Gorst is unequivocal here, stating that “the idea of dispensing with Slot now… is simply a non-starter.” That feels accurate. Liverpool are not a club that pivots wildly mid-season. However, patience does not equate to silence. The noise is growing, and it is no longer confined to external voices.
Virgil van Dijk’s comments on inconsistency only reinforce what supporters have been witnessing. The “malaise took firm hold months ago”, and until that is addressed, optimism will feel increasingly fragile.
Looking ahead, fixtures against Chelsea, Manchester United and Aston Villa loom large. Gorst warns that “few chickens should be counted right now”, and it is difficult to disagree. Liverpool may yet salvage something tangible, but the sense remains that this campaign is drifting rather than driving.
There is a line that stands out, “it is a limp towards the promised land right now.” That is not the language of a team in control of its destiny. It is the language of one hoping circumstances fall kindly.
Let’s be honest, supporters are tired of hearing about context. Every team deals with injuries, every team deals with travel, and every team deals with tight turnarounds. The problem here is not one defeat at Brighton, it is that the same story keeps playing out.

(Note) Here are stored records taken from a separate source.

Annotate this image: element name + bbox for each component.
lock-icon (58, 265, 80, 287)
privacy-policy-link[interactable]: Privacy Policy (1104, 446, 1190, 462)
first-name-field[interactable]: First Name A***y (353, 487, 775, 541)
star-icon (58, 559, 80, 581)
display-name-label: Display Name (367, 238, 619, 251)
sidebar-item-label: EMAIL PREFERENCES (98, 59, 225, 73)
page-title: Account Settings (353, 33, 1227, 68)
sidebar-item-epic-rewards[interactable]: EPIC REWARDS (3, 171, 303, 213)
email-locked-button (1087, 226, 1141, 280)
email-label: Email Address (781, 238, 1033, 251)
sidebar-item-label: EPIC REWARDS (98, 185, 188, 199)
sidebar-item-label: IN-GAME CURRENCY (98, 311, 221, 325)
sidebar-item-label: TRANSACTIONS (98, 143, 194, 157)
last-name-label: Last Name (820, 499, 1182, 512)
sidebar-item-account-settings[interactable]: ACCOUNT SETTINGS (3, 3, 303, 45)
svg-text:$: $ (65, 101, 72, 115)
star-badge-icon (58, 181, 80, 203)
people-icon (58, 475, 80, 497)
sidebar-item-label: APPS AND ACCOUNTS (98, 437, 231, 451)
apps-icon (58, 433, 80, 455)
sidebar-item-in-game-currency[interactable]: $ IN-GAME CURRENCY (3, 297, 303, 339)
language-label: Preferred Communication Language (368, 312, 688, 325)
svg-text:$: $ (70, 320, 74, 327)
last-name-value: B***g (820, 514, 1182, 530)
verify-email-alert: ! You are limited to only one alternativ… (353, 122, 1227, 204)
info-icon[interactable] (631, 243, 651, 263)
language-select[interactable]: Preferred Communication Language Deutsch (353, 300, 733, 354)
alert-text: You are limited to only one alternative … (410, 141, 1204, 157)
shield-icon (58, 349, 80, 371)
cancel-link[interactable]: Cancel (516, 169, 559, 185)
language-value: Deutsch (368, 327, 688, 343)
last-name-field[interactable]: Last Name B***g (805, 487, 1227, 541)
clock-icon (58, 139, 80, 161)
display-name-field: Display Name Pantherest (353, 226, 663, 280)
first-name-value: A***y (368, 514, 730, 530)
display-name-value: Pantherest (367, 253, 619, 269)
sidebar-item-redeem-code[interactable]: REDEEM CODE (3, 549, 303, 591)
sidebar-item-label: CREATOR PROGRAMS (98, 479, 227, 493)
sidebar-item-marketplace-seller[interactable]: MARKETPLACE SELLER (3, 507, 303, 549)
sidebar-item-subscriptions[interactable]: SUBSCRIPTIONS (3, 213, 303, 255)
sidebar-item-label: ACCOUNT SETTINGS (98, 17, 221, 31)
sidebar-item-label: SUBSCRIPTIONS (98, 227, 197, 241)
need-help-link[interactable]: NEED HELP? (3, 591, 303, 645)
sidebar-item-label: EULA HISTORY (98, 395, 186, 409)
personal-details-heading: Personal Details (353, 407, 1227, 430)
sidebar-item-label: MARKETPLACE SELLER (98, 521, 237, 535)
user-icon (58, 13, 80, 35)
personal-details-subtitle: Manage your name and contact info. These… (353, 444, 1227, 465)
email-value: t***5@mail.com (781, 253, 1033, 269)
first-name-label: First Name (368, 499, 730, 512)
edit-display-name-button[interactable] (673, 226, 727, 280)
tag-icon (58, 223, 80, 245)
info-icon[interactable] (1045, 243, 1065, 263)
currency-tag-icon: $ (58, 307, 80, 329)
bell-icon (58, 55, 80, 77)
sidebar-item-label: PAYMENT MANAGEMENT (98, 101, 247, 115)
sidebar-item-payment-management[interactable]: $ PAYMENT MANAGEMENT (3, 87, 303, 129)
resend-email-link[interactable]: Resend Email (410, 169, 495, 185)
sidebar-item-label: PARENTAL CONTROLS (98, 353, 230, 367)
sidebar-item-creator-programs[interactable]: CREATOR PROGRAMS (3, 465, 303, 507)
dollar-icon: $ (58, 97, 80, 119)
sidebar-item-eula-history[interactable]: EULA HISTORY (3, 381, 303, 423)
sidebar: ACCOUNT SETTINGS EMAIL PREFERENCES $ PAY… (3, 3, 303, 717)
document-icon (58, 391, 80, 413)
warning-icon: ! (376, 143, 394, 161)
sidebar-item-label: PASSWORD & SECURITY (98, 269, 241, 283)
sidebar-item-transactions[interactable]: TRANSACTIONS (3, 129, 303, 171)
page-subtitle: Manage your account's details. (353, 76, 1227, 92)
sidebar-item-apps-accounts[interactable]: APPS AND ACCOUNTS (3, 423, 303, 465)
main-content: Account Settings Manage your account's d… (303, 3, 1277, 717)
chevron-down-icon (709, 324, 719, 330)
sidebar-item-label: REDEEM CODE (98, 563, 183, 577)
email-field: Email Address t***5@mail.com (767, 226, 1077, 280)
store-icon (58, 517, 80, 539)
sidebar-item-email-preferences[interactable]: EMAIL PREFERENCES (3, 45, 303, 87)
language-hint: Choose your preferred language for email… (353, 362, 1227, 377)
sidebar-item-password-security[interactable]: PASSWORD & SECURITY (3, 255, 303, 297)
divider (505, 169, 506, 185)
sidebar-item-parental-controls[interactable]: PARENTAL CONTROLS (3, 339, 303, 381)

When Van Dijk talks about inconsistency, he is saying what fans have been shouting for weeks. There is no rhythm, no reliability, and far too often no urgency. You cannot flick a switch for Champions League nights and then coast through Premier League fixtures expecting results.
Slot deserves time, absolutely. Sacking him now would be reckless. But patience does not mean blind acceptance. Performances against Wolves, Tottenham and Brighton were not just below standard, they were devoid of authority.
And this idea of “avoiding the noise”? That works when results are improving. Right now, the noise exists because nothing is changing. Fans are not asking for perfection, they are asking for signs. A system that holds, a midfield that controls, a defence that looks organised.
Instead, what they see is a team that looks reactive, not proactive. One that waits for moments rather than dictating them.
There is still time to rescue something from this season, but only if lessons are actually learned. Otherwise, this will not just be a difficult campaign, it will be a wasted one.